The push refers to repository [docker.io/cindybrain/adaptdl-submit]
42247853ddec: Layer already exists 
7bb07b4b650b: Layer already exists 
6f3a145bdf9a: Layer already exists 
07752303aace: Layer already exists 
a598855c21e0: Layer already exists 
2c7950a1245f: Layer already exists 
9c1b6dd6c1e6: Layer already exists 
latest: digest: sha256:cc13db8e078711414917d022979ca54f73e48167d32f33a59cd3eb38830df392 size: 1790
W0502 17:37:55.091458  148014 helpers.go:535] --dry-run is deprecated and can be replaced with --dry-run=client.
Failure (InternalError): Internal error occurred: failed calling webhook "adaptdl-validator.adaptdl.svc.cluster.local": Post https://adaptdl-validator.adaptdl.svc:443/validate?timeout=10s: dial tcp 10.152.183.186:443: connect: connection refused

Because I am not familiar with ValidatingWebhookConfiguration, I don't know how to slove it.

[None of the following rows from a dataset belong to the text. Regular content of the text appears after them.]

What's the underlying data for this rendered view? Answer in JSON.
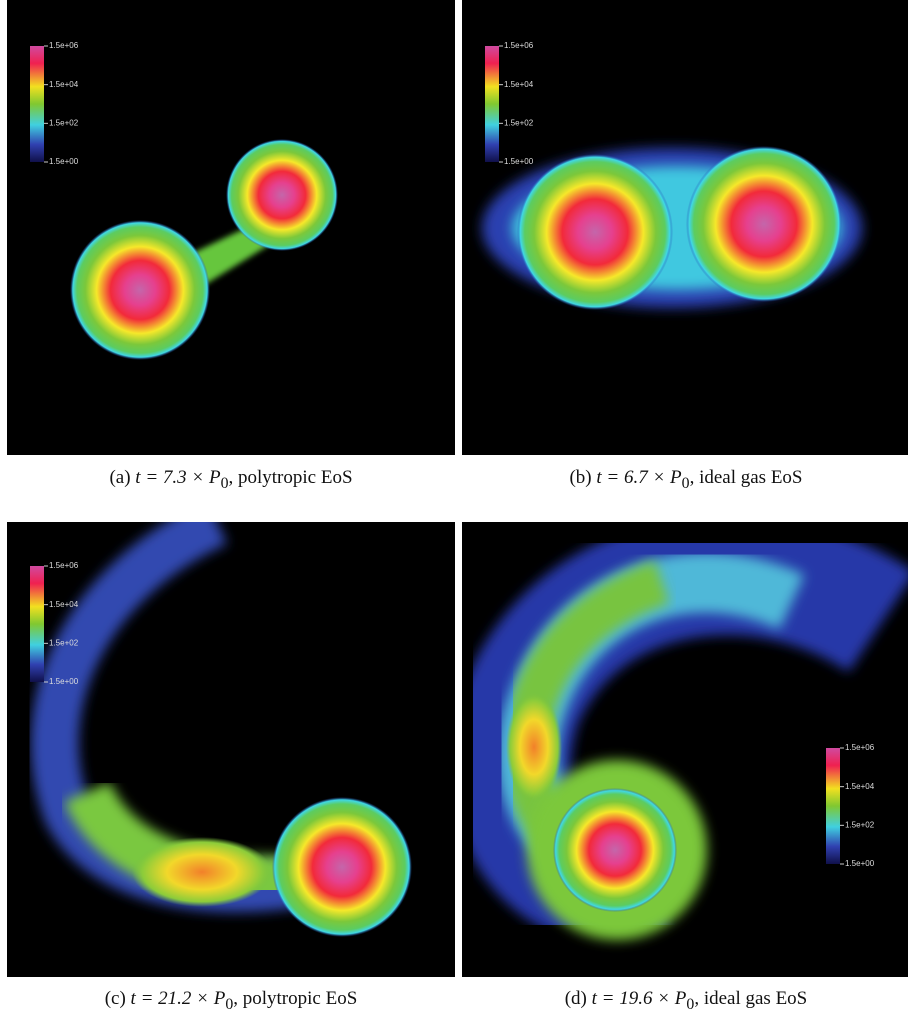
{
  "panels": [
    {
      "colorbar_labels": [
        "1.5e+06",
        "1.5e+04",
        "1.5e+02",
        "1.5e+00"
      ],
      "caption": {
        "label": "(a)",
        "math": "t = 7.3 × P",
        "subscript": "0",
        "text": ", polytropic EoS"
      }
    },
    {
      "colorbar_labels": [
        "1.5e+06",
        "1.5e+04",
        "1.5e+02",
        "1.5e+00"
      ],
      "caption": {
        "label": "(b)",
        "math": "t = 6.7 × P",
        "subscript": "0",
        "text": ", ideal gas EoS"
      }
    },
    {
      "colorbar_labels": [
        "1.5e+06",
        "1.5e+04",
        "1.5e+02",
        "1.5e+00"
      ],
      "caption": {
        "label": "(c)",
        "math": "t = 21.2 × P",
        "subscript": "0",
        "text": ", polytropic EoS"
      }
    },
    {
      "colorbar_labels": [
        "1.5e+06",
        "1.5e+04",
        "1.5e+02",
        "1.5e+00"
      ],
      "caption": {
        "label": "(d)",
        "math": "t = 19.6 × P",
        "subscript": "0",
        "text": ", ideal gas EoS"
      }
    }
  ]
}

Hi, have you solved the problem?

I changed microk8s to standard k8s instance (with three nodes), and I didn't met the problem again. By the way, I used the insecure registry rather than external registry.

gudiandian commented 2 years ago

Hello @aurickq , I also can't run hello_world, but I met a different problem:

The push refers to repository [docker.io/cindybrain/adaptdl-submit]
42247853ddec: Layer already exists 
7bb07b4b650b: Layer already exists 
6f3a145bdf9a: Layer already exists 
07752303aace: Layer already exists 
a598855c21e0: Layer already exists 
2c7950a1245f: Layer already exists 
9c1b6dd6c1e6: Layer already exists 
latest: digest: sha256:cc13db8e078711414917d022979ca54f73e48167d32f33a59cd3eb38830df392 size: 1790
W0502 17:37:55.091458  148014 helpers.go:535] --dry-run is deprecated and can be replaced with --dry-run=client.
Failure (InternalError): Internal error occurred: failed calling webhook "adaptdl-validator.adaptdl.svc.cluster.local": Post https://adaptdl-validator.adaptdl.svc:443/validate?timeout=10s: dial tcp 10.152.183.186:443: connect: connection refused

Because I am not familiar with ValidatingWebhookConfiguration, I don't know how to slove it.

Hi, have you solved the problem?

I changed microk8s to standard k8s instance (with three nodes), and I didn't met the problem again. By the way, I used the insecure registry rather than external registry.

Unfortunately, I am using standard k8s already. Thank you for your reply.